Decimal Floating-Point

Binary floating-point formats give best accuracy, they are the fastest (on binary computers), and were carefully designed by IEEE to minimize rounding errors (errors due to the inherent imprecision of floating-point types) during a lengthy calculation. This makes them the best solution for and serious scientific computation. However, they have a fatal flow when it comes to numbers and calculations that involve humans. Humans think in base 10 - decimal. And as the example has shown earlier, binary floating-point formats are unable to precisely represent very common decimal real numbers; with binary floating-point 0.1 + 0.2 != 0.3. (Why? Because none of the three numbers in that expression have an exact binary floating-point representation.)

Financial calculations are governed by laws and expectations that are based on decimal (10 based) thinking. Due to the inherent limitations of the binary floating-point format, doing such decimal based calculations and algorithms using binary floating-point numbers is so involved and hard that that it is considered not feasible. The IEEE-754 committee have recognized the issue and added specifications for 3 decimal floating-point types into their 2008 standard: the 32, 64 and 128 bits decimal floating-point formats.

Floating-point types are carefully designed trade-offs between saving space (in memory), CPU cycles (for calculations) and still provide useful accuracy for computations. Decimal floating-point types represent further compromises (compared to binary floating-points) in being able to represent less numbers (than their binary counterparts) and being slower, but providing exact representations for the numbers humans care about.

In decimal floating-point world 0.1 + 0.2 == 0.3, as humans expect; because each of those 3 numbers can be represented exactly in a decimal floating-point format.

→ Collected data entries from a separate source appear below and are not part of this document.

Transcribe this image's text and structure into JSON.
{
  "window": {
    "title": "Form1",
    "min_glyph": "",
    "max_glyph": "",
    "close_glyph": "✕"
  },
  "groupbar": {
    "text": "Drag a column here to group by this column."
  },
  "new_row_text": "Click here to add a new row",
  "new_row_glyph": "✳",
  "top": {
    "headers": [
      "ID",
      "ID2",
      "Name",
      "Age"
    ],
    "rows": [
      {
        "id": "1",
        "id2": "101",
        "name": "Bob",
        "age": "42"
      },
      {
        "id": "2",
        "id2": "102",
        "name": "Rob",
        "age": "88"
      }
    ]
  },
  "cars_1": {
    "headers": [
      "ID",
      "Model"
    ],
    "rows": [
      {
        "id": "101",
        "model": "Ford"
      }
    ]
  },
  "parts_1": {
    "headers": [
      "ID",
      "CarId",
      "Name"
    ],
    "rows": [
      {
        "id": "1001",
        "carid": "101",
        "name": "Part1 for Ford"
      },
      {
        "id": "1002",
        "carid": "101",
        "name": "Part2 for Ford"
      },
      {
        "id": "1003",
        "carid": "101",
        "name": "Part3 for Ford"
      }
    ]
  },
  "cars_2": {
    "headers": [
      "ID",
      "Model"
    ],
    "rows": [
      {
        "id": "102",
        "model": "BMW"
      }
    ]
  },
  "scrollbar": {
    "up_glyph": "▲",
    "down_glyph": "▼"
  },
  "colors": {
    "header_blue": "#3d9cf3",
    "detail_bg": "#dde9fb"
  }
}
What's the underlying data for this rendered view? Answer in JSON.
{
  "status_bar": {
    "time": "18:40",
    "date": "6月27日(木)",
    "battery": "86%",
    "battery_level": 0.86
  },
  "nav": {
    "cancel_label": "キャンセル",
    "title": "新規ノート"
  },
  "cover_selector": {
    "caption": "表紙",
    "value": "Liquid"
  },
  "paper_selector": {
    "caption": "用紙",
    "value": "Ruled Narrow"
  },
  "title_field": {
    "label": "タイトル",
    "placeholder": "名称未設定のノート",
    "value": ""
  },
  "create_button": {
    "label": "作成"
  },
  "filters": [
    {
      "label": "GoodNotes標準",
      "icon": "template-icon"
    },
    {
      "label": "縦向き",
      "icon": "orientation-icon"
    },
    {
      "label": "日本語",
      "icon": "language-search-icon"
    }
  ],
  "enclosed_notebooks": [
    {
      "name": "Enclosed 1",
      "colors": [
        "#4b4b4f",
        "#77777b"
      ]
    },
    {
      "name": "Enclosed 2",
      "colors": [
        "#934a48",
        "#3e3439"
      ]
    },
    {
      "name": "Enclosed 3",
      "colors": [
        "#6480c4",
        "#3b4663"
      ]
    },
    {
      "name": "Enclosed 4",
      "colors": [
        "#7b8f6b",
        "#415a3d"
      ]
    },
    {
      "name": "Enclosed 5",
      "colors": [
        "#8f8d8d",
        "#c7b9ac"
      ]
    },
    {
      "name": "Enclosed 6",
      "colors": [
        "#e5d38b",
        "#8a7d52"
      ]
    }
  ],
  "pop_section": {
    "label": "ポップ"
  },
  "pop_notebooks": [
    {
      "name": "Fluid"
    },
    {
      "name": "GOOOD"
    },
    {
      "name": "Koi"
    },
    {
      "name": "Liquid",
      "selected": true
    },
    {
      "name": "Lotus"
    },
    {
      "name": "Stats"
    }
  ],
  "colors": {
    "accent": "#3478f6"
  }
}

WARNING: Conversions from float and double

Clients should be careful when using the conversions from float and double provided by this component. In situations where a float or double was originally obtained from a decimal floating point representation (e.g., a bdldfp::Decimal, or a string, like "4.1"), the conversions in bdldfp_decimalconvertutil will provide the correct conversion back to a decimal floating point value. The conversions in this component provide the closest decimal floating point value to the supplied binary floating point representation, which may replicate imprecisions required to initially approximate the value in a binary representation. The conversions in this component are typically useful when converting binary floating point values that have undergone mathematical operations that require rounding (so they are already in-exact approximations).

Cohorts

In the binary floating-point world the formats are optimized for the highest precision, range and speed. They are stored normalized and therefore store no information about their accuracy. In finances, the area that decimal floating-point types target, accuracy of a number is usually very important. We may have a number that is 1, but we know it may be 1.001 or 1.002 etc. And we may have another number 1, which we know to be accurate to 6 significant digits. We would display the former number as 1.00 and the latter number as 1.00000. The decimal floating-point types are able to store both numbers and their precision using so called cohorts. The 1.00 will be stored as 100e-2 while 1.00000 will be stored as 100000e-5.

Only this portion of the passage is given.